Lorna’s need for money is a means toward contentment.This is better than the Dardennes’ The Child, an intelligent but dismal critique of the new European economy where a young father willingly sold his new infant. By now, the Dardennes’ scrutiny of modern social horrors is starting to feel almost complacent in its cautious distance.Their technique—brilliant elision of a murder scene actually accentuates Lorna’s compassion—is more honest and perceptive than contrived nightmare scenarios—such as Tony Manero and last year’s 4 Months, 3 Weeks and 2 Days—that cater to art-film pessimism.The Dardennes don’t go there; yet they’re nearly as drab. When Lorna’s pimp tells her “You shouldn’t worry about it, a junkie prefers drugs to life,” it recalled the misconception in Kathryn Bigelow’s now overrated The Hurt Locker that “war is a drug.”The pimp’s alibi is another art-movie fallacy.

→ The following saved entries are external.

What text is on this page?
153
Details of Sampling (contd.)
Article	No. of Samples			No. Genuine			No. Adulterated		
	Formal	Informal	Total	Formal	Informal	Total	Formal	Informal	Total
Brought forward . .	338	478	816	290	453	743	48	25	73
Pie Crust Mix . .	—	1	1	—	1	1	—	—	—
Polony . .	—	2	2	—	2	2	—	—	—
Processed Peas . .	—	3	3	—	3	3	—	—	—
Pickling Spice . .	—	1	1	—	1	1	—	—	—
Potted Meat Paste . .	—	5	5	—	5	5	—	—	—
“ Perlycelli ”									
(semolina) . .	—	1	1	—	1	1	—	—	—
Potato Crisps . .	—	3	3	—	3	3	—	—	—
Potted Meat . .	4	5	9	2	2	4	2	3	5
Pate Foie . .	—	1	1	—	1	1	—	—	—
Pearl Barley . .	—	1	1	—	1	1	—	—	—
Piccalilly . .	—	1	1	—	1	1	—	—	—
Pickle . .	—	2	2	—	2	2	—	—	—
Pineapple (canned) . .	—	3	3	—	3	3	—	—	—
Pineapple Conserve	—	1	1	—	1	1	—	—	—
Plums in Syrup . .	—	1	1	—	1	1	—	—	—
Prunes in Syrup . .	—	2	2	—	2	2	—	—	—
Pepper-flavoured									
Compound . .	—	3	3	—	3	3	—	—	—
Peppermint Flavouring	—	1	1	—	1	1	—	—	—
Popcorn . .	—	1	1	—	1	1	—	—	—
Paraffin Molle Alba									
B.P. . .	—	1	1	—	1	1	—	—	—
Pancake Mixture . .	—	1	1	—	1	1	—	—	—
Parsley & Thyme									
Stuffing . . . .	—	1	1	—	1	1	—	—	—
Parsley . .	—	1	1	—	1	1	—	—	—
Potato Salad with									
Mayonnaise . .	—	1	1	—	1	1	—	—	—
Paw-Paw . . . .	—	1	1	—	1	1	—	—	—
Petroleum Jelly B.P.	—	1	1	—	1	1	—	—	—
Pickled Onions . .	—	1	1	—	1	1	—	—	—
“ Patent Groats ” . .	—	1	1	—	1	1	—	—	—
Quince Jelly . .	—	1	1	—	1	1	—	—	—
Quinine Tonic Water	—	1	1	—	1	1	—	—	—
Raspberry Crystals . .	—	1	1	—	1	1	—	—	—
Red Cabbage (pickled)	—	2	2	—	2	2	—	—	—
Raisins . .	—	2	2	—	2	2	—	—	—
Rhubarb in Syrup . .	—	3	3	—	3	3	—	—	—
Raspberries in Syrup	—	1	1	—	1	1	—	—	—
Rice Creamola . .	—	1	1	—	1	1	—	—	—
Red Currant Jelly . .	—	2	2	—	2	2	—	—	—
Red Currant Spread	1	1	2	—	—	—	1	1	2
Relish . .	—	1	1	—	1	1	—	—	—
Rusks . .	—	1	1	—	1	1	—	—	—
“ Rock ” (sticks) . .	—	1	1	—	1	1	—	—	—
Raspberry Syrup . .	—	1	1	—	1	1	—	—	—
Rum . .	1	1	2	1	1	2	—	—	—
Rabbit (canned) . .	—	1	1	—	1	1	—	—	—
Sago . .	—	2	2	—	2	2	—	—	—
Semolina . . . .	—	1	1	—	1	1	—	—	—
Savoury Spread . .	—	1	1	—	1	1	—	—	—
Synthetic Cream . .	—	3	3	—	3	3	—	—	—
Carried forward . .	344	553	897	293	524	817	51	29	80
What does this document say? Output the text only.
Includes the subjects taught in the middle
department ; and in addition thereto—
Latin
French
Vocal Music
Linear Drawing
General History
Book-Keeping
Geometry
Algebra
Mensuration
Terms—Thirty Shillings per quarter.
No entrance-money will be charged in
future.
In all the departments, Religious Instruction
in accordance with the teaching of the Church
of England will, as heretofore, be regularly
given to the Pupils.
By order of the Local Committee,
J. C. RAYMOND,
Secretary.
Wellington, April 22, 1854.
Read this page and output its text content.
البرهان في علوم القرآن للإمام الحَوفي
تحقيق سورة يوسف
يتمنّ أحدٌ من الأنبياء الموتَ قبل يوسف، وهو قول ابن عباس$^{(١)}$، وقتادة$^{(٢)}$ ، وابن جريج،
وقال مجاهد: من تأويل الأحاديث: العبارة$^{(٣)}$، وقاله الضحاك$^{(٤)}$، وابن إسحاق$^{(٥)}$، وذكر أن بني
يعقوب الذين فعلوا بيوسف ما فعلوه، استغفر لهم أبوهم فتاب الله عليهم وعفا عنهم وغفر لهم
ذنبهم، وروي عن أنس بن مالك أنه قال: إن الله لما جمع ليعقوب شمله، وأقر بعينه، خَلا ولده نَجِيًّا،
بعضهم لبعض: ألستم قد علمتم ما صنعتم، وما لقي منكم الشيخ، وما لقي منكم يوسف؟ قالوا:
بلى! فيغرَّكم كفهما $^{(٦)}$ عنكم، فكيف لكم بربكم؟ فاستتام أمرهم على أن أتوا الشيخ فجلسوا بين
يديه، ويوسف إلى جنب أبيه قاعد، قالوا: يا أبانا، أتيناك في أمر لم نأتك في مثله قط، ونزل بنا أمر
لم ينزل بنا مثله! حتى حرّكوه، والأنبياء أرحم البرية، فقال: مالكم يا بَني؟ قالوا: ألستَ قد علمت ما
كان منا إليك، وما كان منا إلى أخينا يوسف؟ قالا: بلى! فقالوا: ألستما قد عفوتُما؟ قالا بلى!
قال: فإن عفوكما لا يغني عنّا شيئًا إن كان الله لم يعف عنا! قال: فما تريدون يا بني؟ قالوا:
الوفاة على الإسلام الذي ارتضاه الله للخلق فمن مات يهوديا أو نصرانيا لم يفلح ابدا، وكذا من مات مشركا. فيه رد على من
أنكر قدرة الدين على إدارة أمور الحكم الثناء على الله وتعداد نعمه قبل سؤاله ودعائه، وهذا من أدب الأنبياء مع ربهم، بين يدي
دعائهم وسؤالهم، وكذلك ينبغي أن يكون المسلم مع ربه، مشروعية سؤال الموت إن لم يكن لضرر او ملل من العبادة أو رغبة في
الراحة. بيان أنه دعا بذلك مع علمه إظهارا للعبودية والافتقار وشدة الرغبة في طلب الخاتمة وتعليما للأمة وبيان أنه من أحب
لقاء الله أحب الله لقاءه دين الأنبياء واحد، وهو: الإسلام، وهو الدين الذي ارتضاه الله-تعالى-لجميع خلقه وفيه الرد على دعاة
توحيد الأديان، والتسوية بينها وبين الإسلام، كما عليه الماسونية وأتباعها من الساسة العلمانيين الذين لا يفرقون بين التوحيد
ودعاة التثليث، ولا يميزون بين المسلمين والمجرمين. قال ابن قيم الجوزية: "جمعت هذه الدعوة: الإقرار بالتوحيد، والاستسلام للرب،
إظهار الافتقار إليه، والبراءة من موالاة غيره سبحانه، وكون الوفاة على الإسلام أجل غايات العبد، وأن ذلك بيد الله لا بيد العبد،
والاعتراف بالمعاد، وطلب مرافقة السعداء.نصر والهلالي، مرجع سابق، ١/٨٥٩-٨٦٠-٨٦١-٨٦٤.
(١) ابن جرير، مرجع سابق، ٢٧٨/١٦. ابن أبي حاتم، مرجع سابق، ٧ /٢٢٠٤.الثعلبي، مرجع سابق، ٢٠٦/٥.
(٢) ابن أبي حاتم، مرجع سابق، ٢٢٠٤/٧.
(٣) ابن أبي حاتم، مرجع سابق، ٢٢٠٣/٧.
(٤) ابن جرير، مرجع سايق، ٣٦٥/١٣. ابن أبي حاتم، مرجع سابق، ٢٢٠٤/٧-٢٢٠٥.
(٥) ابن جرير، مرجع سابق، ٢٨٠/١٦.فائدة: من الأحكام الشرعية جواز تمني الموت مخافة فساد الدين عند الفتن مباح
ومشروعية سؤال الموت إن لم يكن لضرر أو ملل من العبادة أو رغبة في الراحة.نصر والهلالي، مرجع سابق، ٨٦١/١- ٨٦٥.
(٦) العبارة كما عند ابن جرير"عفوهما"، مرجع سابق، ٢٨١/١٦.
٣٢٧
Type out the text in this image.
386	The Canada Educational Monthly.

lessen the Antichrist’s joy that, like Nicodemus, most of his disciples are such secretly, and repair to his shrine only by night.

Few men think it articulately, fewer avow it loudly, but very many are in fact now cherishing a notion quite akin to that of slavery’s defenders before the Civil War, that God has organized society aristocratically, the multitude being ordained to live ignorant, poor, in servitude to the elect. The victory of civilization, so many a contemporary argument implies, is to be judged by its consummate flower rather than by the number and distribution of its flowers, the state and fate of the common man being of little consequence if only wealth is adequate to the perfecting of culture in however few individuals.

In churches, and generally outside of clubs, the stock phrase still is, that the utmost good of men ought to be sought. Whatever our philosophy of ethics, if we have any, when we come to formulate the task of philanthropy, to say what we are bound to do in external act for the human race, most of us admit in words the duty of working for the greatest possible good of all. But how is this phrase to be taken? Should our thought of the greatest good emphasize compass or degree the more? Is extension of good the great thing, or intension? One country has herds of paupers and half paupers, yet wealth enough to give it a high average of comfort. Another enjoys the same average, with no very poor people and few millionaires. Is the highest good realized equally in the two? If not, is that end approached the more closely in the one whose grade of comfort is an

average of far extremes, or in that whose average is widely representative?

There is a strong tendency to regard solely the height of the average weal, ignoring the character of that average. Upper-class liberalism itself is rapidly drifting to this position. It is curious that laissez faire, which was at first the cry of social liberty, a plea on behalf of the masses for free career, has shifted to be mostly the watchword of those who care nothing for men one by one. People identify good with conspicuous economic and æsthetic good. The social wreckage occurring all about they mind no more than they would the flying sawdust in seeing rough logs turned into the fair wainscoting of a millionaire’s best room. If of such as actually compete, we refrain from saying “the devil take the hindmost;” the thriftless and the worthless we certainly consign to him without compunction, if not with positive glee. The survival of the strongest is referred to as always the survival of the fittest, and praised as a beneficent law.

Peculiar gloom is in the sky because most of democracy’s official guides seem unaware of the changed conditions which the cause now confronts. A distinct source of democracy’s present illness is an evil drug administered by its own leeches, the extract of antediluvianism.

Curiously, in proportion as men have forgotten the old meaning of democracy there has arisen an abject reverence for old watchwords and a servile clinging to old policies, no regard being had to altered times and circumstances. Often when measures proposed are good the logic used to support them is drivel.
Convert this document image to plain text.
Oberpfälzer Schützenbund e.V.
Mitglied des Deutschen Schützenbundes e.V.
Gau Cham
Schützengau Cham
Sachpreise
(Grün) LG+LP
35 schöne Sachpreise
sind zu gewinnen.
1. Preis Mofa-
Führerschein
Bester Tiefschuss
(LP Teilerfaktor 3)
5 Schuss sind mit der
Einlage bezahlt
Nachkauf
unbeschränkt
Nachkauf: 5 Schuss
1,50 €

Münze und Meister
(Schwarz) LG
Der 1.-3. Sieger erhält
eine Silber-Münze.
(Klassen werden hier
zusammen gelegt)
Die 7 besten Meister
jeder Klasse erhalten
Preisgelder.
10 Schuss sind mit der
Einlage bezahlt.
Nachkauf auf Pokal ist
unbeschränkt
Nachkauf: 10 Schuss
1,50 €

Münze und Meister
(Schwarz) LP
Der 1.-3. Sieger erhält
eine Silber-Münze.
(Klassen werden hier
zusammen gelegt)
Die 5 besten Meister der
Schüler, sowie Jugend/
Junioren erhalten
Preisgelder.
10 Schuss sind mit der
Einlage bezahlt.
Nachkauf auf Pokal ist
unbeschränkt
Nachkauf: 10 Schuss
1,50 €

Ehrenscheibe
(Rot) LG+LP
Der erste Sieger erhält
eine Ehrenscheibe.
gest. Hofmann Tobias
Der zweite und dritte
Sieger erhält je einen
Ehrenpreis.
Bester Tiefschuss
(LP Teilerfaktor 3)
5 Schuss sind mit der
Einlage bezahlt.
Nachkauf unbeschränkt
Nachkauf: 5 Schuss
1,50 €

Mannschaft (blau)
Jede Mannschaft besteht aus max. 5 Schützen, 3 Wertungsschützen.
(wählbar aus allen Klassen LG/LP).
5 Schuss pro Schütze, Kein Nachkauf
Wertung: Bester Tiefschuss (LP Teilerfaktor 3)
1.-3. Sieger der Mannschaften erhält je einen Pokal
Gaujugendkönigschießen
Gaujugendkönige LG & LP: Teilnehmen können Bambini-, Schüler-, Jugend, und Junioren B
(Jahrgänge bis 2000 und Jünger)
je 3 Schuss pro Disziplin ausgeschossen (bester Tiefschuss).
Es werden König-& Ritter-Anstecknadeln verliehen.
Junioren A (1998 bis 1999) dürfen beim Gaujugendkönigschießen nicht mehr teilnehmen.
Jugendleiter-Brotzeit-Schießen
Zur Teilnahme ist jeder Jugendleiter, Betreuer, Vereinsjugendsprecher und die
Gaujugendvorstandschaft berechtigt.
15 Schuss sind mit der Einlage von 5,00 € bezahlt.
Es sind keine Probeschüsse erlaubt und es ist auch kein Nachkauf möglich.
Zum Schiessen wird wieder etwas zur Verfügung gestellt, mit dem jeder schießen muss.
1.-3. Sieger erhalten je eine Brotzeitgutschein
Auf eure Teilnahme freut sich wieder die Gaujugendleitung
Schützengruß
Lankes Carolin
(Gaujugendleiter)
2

Surely the Dardennes know better, yet they make it easier to accept cynicism than to trust sentiment or full-out emotion.Their astute social analyses could also help us understand desperate straits in white-collar life and add variety to their celebrated filmography.

Otherwise, a film as moving as Lorna’s Silence starts to resemble underclass condescension.